Find me in the river, Find me there
Find me on my knees with my soul laid bare
Even when you’re gone and I’m lost and dry
Find me in the river
I’ll be waiting, if you please.”
They were all about putting yourself down, because you’re a weak and failed human, a sinner, worthless, worth less than the dust of which you were made (Ashes to ashes, dust to dust).
But now, that’s bullcrap. If we’re so worthless, why would God bother trying to save us? We must be worth so much, if, in our “broken” state, the Almighty God chose to send himself down to rescue us so we could be with Him in heaven.
Every fibre of my being now cries out that I am worth something. That I am worth SO MUCH MORE than the crap that fills my head, that makes me think I’m useless, incapable, fat, broken, guilty, stupid, no good.
I am so much better than the voice that tells me I’m an idiot, a moron, those words dripping with scorn and derision.
I am worth so much more than the Church that tells me I am, since it tells me I’m broken inside, a sinner, full of guilt for merely existing (original sin, anyone?) and full of guilt simply for being in my animal body.
They judged me ‘guilty’. Guilty for wanting good stuff, guilty for liking food, guilty for being proud of my achievements, guilty for liking sex AND having the temerity to get it outside of marriage. Guilty for standing up for myself. Guilty for feeling angry when people have wronged me. Guilty for not forgiving people who have hurt me because “vengeance is mine, said the Lord”. Guilty for feeling like God could never love me. Guilty for injuring myself on purpose. Guilty for being drunk. Guilty for calling my brothers bad names and breaking my promises and using God’s name in vain. Guilty for not praying more and reading my Bible every day. Guilty for being a Goth.

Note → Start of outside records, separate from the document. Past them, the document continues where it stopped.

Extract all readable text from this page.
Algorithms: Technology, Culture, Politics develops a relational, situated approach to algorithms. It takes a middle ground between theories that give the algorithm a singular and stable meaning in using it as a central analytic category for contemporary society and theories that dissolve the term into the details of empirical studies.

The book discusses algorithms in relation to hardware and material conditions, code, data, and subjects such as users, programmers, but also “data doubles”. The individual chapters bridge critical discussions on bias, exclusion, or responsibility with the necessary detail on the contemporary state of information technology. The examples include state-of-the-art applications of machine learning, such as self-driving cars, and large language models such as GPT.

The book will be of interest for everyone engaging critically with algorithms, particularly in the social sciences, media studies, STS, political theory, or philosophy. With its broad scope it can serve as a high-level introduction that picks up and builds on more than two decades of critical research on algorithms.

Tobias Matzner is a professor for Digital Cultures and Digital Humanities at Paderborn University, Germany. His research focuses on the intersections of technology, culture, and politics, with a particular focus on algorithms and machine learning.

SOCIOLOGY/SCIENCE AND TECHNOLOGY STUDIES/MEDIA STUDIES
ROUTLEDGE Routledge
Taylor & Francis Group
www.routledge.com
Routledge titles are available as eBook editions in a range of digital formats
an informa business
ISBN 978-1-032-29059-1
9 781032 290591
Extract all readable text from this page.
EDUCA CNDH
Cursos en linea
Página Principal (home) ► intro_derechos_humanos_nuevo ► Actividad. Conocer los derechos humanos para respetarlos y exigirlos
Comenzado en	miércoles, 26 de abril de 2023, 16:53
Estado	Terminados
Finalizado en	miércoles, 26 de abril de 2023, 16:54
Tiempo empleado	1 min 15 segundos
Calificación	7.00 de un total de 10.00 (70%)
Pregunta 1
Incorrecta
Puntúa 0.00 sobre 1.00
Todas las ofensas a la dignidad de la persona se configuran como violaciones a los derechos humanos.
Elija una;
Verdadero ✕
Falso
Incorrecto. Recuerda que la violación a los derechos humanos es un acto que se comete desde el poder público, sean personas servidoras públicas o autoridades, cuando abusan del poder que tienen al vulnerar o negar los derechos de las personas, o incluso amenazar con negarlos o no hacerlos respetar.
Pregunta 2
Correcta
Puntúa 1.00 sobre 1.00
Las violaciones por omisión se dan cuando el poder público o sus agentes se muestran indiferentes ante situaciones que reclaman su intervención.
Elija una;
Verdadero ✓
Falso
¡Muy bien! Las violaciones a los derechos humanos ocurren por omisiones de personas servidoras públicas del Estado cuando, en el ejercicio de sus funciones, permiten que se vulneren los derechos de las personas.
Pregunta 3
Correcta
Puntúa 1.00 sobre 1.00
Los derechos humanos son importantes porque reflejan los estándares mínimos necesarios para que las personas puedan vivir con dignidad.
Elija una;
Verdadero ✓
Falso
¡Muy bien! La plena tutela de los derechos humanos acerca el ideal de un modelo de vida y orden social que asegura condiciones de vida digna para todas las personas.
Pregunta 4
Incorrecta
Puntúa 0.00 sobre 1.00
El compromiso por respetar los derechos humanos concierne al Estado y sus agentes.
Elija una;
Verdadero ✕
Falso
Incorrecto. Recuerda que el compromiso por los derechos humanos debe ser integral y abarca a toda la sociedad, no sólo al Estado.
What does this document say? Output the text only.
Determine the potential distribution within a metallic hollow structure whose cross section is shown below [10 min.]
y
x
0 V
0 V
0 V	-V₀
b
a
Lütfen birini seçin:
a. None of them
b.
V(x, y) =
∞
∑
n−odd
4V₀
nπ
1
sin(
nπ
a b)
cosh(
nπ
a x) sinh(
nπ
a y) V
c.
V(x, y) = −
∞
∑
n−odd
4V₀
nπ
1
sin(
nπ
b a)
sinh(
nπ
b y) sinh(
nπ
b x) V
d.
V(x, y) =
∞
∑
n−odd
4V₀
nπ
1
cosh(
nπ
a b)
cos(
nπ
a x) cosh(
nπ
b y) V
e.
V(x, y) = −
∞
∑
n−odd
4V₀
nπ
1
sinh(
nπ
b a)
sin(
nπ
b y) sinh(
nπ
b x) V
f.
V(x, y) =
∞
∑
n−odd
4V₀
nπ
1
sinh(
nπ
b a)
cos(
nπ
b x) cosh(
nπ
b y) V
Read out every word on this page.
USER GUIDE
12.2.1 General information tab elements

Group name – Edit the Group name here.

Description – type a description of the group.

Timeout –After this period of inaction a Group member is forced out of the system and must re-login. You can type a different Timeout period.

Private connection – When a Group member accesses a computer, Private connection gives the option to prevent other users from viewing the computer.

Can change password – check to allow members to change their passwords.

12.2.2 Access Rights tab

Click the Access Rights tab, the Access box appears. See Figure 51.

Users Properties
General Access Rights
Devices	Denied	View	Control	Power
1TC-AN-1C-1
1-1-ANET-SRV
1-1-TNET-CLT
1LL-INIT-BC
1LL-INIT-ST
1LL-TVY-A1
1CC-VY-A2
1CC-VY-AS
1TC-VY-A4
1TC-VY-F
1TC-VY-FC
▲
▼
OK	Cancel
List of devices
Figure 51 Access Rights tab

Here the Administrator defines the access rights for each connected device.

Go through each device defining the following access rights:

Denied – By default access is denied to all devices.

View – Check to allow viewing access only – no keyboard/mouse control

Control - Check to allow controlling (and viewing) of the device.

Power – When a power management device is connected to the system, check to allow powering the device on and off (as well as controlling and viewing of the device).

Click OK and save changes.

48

A thousand little transgressions for which I must beat myself up and beg for God’s forgiveness, grovelling on my knees in the dust to which I belong.
There’s a flame inside me now, a little voice that says You Are Not ‘Wrong’. You Are Worth So Much More. The little flame that is angry that all this stuff was weighed onto my mind and my soul. The voice inside that is angry at the church for doing this to me, for making me think I was broken just for existing, then waving a flag on the far side of the shore that promised salvation and relief from the burden they gave me.
It cries: Injust! Unfair!
I have every right to be angry. Because, no matter what they say, I am not guilty just for existing and being my own damn self. I am worth so much more, and I will not grovel any longer.